I started to believe that academic perfection would be the only way to redeem myself in her eyes--to make up for what I had not done as a granddaughter.Tags: Writing A Reflective Essay At Masters LevelCase Study Research PaperEssays And S On Juvenile DeliquencyEnvironmental Biology Essays 2008Marriage As A Rite Of Passage EssaySocial Learning Theory Of Aggression Essay
For example, I have a specific pair of underwear that is holey, worn out but surprisingly comfortable.
And despite how trivial underwear might be, when I am wearing my favorite pair, I feel as if I am on top of the world.
However, when the end inevitably arrived, I wasn’t trying to comprehend what dying was; I was trying to understand how I had been able to abandon my sick grandmother in favor of playing with friends and watching TV.

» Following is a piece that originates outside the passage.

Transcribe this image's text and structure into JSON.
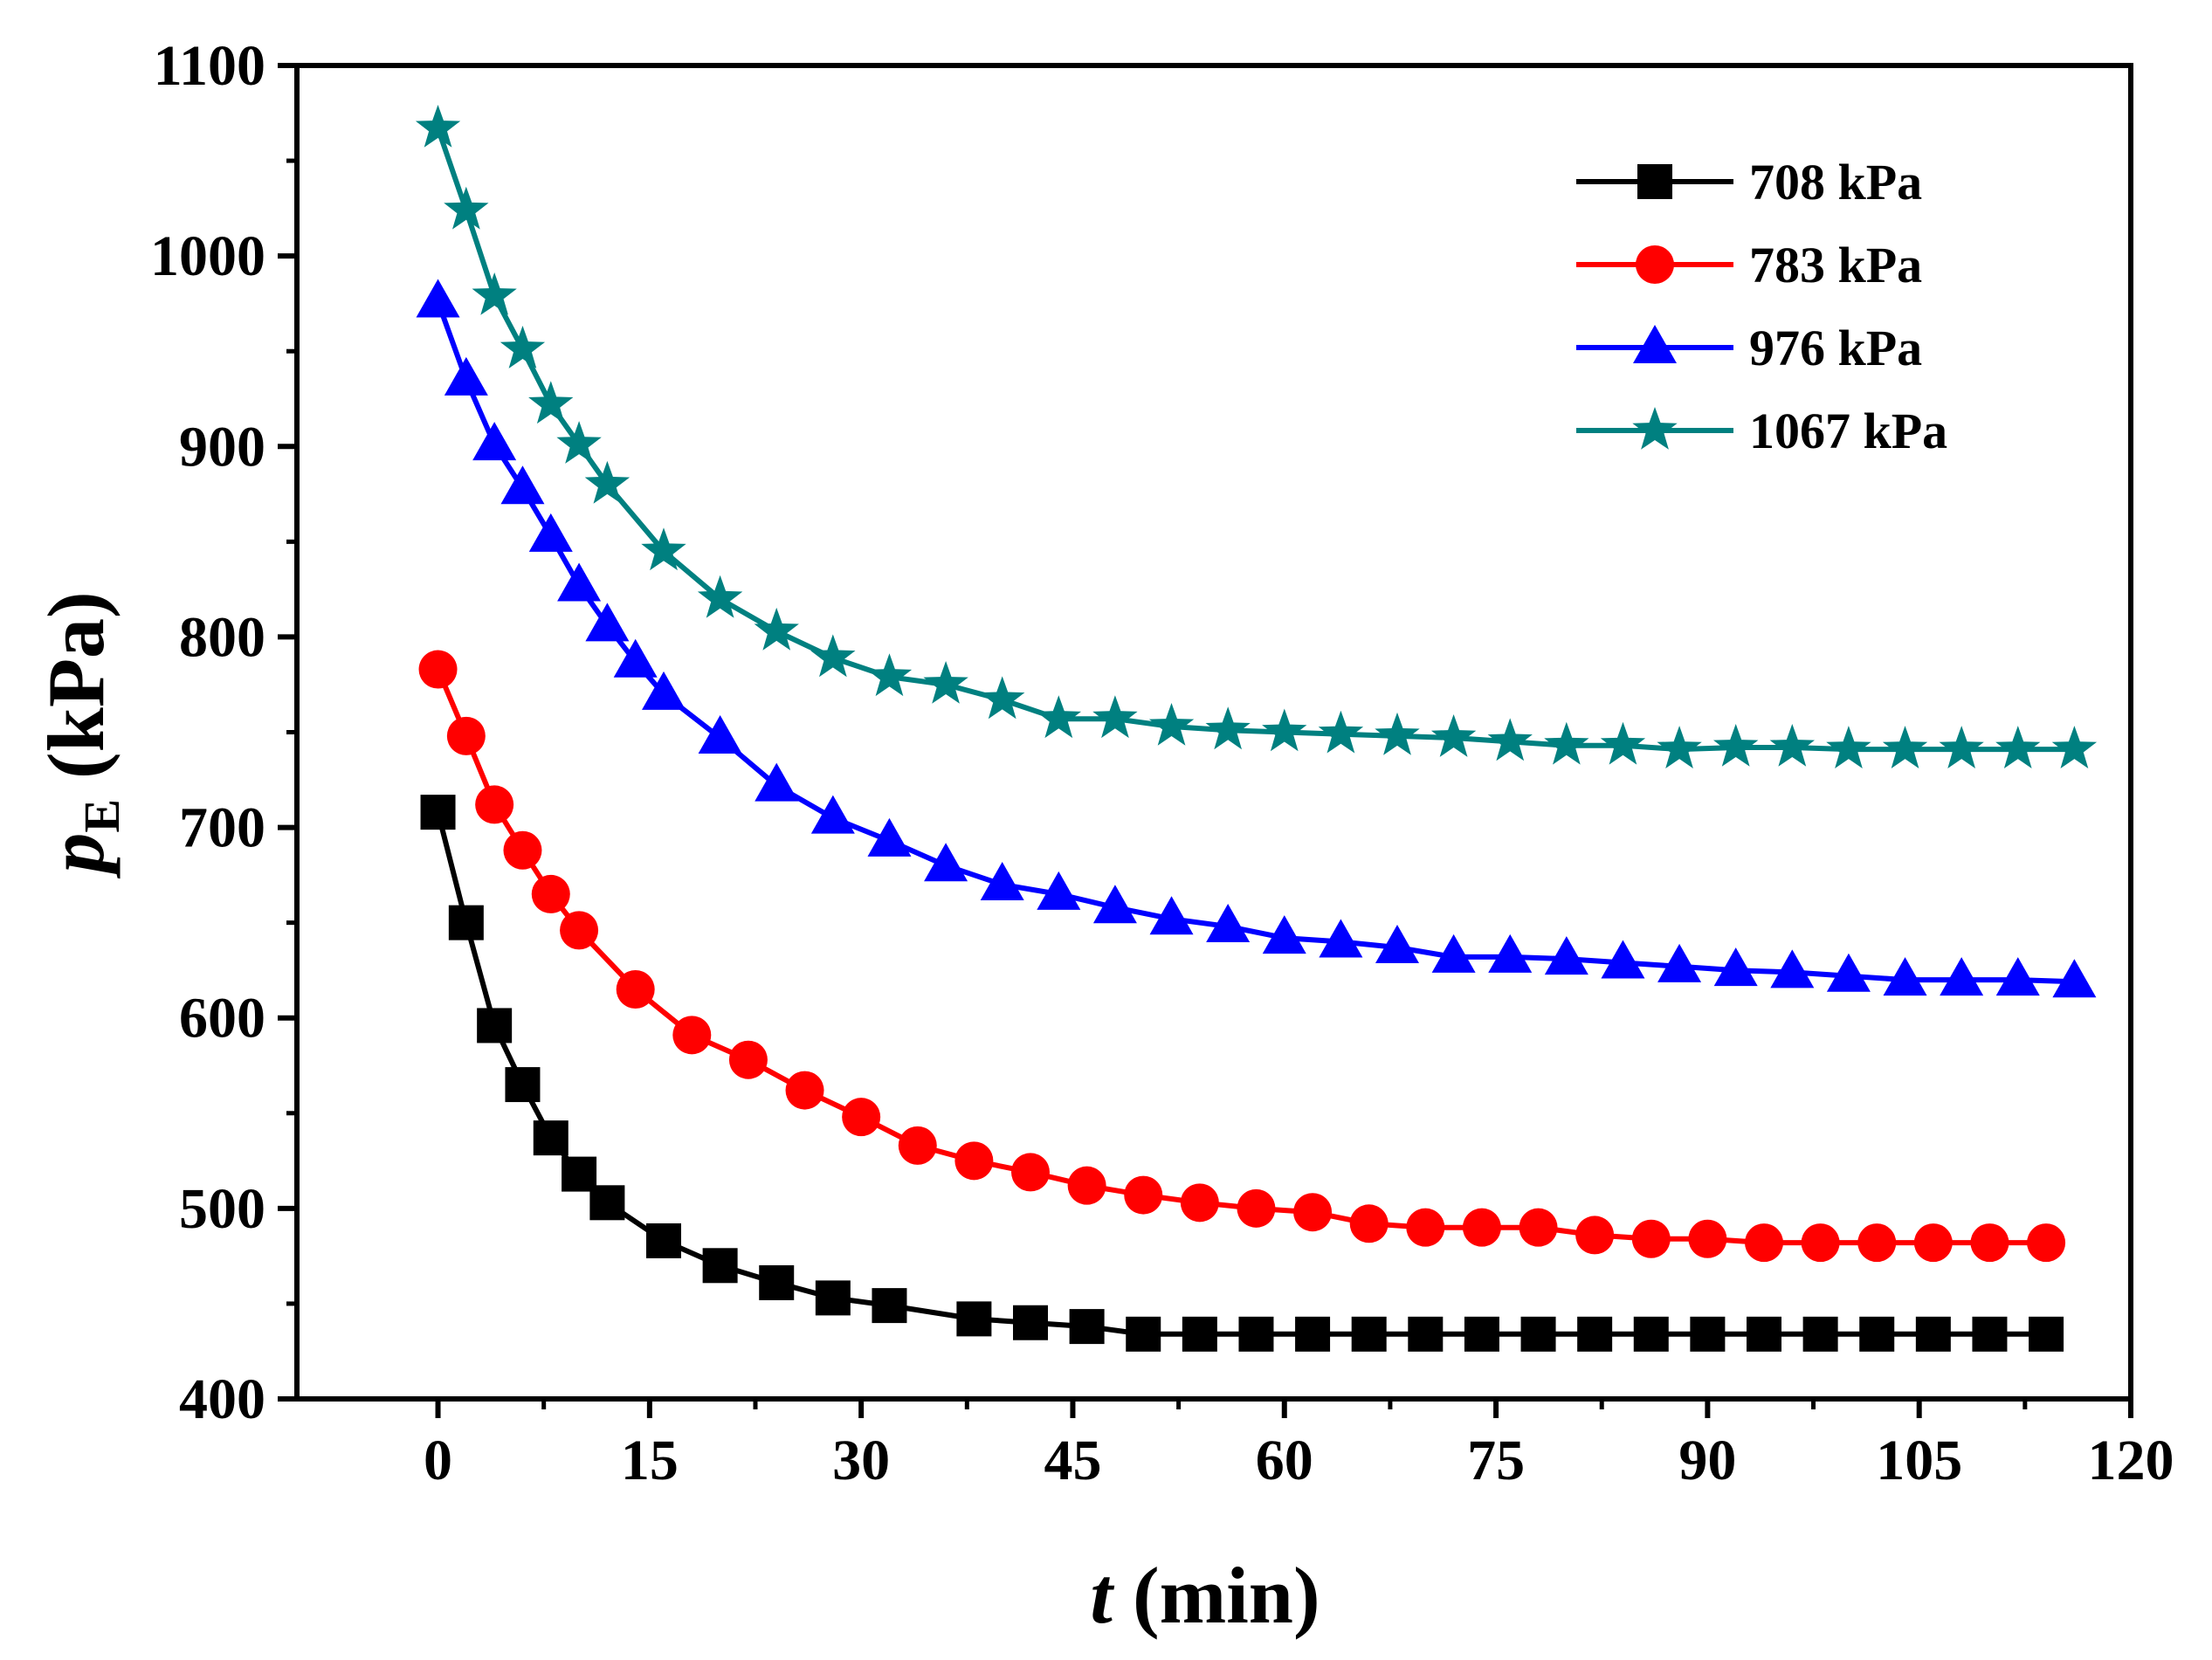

Hurt that my parents had deceived me and resentful of my own oblivion, I committed myself to preventing such blindness from resurfacing.
Cancer, as powerful and invincible as it may seem, is a mere fraction of a person’s life.
It’s easy to forget when one’s mind and body are so weak and vulnerable.
In any case, these articles of clothing affect our being and are the unsung heroes of comfort.2) When I realized I cannot understand the world.
I recently debated at the Orange County Speech League Tournament, within the Parliamentary Division.
Through my work, I can accept the shovel without burying my grandmother’s memory.
I am on Oxford Academy’s Speech and Debate Team, in both the Parliamentary Debate division and the Lincoln-Douglass debate division.